If the visitation provision contained in the decree was error, it was invited error. We addressed a similar situation in Stolberg v. Stolberg, 538 N.E.2d 1, 5 (Ind.Ct.App.1989). There, the wife attempted to repudiate the parties' property settlement agreement some six months after the trial court had approved it and incorporated it into the dissolution decree. We noted, as here, that the wife had several opportunities to object to the agreement's provisions: at the final hearing, where she requested that the court approve the settlement as testified to by her husband; during the two weeks thereafter, where the parties were preparing a written agreement per the court's order; and when she received an unsigned copy of the decree for her review. Id. We held that the wife had invited any error of which she complained when she clearly agreed, without objection, to the settlement agreement and acquiesced in the procedure used in drawing up the agreement. Id.
Likewise, here, we hold that any error Wife alleged to have existed in the dissolution decree was invited error. See id. As we have noted, Husband read the visitation provision at the final hearing, and Wife only objected to one word. Thereafter, Wife did not object to any part of the agreement submitted to the trial court to be incorporated into the decree. Thus, Wife was precluded from taking advantage of the invited error, see id., and the trial court abused its discretion when it granted Wife's motion and modified the visitation provision.

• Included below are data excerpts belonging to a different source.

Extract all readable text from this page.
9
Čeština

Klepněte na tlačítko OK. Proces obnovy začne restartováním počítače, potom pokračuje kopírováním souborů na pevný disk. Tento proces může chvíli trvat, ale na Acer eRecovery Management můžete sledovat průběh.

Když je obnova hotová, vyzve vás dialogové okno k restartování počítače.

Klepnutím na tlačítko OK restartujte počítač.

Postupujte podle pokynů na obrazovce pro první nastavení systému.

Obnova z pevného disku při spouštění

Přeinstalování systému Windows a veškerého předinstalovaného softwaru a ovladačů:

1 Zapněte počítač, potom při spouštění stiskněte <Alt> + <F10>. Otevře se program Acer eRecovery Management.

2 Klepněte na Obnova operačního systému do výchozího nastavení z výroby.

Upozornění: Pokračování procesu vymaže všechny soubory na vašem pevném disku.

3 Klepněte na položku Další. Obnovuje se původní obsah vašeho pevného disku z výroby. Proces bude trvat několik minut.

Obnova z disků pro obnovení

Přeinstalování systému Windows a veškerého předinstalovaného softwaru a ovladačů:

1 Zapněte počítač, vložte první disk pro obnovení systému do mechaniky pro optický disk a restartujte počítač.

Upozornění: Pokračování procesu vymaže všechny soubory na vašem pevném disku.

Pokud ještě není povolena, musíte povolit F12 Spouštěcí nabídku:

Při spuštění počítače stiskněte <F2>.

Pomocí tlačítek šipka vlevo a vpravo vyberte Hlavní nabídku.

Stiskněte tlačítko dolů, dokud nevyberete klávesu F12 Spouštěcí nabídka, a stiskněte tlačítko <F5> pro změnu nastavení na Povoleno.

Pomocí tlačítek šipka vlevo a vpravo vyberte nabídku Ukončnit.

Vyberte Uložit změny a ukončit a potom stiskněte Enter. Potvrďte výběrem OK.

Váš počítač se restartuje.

In sum, none of the evidence regarding the parties' agreement that was before the trial court, written or oral, supports the trial court's order granting Wife's motion to correct error with respect to the visitation provision. And the error, if any, was invited error. As such, we conclude that the trial court abused its discretion when it denied Husband's motion to correct error. We reverse the trial court's order denying that motion, and we remand this matter to the trial court with instructions to issue a new order regarding visitation, imncorporat-ing, verbatim, Article II, paragraph 8 of the parties' agreement approved and signed by the court on November 26, 2001.
*369Reversed and remanded with instructions.

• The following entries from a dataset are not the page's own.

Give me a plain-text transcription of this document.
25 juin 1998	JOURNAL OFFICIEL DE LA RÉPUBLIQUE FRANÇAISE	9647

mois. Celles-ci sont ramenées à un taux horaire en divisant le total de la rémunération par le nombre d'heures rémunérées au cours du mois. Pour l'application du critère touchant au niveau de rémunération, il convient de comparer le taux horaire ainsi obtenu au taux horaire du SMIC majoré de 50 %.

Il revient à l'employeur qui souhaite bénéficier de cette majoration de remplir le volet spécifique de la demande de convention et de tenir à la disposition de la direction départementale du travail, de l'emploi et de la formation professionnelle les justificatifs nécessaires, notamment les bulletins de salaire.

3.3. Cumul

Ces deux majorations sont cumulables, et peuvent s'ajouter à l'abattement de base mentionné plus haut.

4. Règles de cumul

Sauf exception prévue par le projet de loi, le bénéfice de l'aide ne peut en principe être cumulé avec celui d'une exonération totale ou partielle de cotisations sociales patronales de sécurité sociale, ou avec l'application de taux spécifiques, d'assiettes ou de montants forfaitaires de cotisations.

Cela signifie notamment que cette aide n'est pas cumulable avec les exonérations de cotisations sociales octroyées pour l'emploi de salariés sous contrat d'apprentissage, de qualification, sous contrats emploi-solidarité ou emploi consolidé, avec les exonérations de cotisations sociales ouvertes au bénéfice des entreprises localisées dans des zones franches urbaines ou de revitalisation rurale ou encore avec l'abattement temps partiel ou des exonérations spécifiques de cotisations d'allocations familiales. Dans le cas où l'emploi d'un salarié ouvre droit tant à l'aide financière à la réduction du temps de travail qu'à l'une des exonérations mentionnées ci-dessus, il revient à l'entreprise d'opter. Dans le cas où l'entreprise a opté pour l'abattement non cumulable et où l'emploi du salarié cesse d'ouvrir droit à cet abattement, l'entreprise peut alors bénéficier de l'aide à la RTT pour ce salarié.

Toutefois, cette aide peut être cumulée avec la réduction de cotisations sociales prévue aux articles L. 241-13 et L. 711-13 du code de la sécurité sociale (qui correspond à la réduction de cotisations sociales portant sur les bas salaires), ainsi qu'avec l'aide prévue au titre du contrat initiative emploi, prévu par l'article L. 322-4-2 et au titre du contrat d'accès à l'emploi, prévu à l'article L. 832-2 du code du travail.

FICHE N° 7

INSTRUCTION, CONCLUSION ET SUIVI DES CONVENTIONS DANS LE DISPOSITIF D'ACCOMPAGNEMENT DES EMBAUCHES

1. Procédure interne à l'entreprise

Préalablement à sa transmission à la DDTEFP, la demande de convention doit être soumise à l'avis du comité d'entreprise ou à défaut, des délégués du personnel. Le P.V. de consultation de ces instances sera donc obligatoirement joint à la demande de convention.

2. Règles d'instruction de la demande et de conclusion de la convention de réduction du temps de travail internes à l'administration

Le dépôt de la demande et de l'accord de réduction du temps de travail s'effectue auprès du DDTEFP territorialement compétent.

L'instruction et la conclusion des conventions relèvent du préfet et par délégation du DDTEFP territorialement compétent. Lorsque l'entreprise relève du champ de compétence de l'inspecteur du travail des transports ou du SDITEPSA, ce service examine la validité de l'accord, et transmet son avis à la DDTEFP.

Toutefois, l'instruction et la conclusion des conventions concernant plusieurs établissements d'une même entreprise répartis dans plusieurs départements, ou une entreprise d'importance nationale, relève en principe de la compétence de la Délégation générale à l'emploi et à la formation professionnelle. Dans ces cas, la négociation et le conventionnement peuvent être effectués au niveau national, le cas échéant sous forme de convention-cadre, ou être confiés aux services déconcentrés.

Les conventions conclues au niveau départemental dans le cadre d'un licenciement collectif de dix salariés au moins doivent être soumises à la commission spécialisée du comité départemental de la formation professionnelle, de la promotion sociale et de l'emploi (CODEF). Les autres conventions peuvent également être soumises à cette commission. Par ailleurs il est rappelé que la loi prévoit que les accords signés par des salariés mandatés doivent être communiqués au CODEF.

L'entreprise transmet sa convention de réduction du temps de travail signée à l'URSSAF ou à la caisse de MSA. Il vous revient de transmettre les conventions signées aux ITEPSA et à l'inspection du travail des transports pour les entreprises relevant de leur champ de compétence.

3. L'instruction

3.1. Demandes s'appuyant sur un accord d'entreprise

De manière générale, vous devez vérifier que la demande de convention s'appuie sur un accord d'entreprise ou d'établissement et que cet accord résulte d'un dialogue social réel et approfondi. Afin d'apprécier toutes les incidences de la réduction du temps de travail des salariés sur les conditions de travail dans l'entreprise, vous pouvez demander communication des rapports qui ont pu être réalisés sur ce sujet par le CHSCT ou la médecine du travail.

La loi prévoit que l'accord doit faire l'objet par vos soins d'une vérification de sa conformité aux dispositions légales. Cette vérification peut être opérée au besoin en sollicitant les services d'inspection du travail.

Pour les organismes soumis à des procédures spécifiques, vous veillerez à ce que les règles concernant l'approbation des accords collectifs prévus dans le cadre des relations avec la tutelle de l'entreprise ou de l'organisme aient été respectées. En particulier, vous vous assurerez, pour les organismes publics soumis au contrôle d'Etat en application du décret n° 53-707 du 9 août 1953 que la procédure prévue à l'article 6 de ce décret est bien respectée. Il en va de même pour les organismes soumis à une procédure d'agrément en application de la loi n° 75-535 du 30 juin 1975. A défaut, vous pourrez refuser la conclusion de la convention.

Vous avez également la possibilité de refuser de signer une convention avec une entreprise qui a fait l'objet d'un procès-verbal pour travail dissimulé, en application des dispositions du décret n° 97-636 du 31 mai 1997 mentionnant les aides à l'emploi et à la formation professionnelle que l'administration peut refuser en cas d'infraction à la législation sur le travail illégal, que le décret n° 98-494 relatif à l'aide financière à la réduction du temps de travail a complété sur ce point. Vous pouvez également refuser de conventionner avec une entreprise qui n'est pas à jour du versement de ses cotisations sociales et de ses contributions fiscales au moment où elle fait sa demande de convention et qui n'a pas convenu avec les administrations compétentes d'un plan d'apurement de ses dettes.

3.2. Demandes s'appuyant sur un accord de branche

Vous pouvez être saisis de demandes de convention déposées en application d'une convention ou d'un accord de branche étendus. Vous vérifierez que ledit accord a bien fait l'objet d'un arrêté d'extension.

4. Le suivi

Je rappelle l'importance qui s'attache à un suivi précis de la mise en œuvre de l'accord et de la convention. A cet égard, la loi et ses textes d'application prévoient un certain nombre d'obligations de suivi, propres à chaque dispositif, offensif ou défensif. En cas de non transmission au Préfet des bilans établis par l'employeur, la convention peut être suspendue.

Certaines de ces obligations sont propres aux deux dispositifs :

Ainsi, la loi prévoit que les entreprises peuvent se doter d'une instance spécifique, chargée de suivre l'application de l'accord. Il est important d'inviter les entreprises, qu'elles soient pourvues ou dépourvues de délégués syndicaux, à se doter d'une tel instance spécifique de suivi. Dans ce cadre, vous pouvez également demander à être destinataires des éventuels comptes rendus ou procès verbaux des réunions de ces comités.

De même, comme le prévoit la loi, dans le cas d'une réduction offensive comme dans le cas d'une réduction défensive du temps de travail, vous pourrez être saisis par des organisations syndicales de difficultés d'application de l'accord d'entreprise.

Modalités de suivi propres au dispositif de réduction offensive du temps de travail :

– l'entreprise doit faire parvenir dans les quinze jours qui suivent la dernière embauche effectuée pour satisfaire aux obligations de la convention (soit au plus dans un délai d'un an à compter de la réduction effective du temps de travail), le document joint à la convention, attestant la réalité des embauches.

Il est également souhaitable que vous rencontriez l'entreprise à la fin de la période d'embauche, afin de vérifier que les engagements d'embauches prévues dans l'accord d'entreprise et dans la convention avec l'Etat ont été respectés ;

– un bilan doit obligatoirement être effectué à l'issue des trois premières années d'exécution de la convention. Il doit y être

VAIDIK, J., and KIRSCH, J., concur.
ORDER
This Court having heretofore handed down its opinion in this appeal on December 12, 2002, marked Memorandum Decision, Not for Publication;
Comes now the Appellant, by counsel, and files herein Motion to Publish, requesting this Court to publish said opinion on the grounds that it clarifies Indiana Statutory Law on trial court discretion in accepting and then attempting to modify dissolution settlement agreements and also provides guidance on a legal issue of substantial public importance in the ability of parties to settle reliably among themselves, disputes in dissolution actions.
The Court having examined said Motion, having reviewed its opinion in this case, and being duly advised, now finds that the Appellant's said Motion to Publish should be granted.
IT IS THEREFORE ORDERED that the Appellant's Motion to Publish Opinion is granted and this Court's opinion heretofore handed down in this cause on December 12, 2002, marked Memorandum Decision, Not for Publication is now ordered published.
All Panel Judges coneur.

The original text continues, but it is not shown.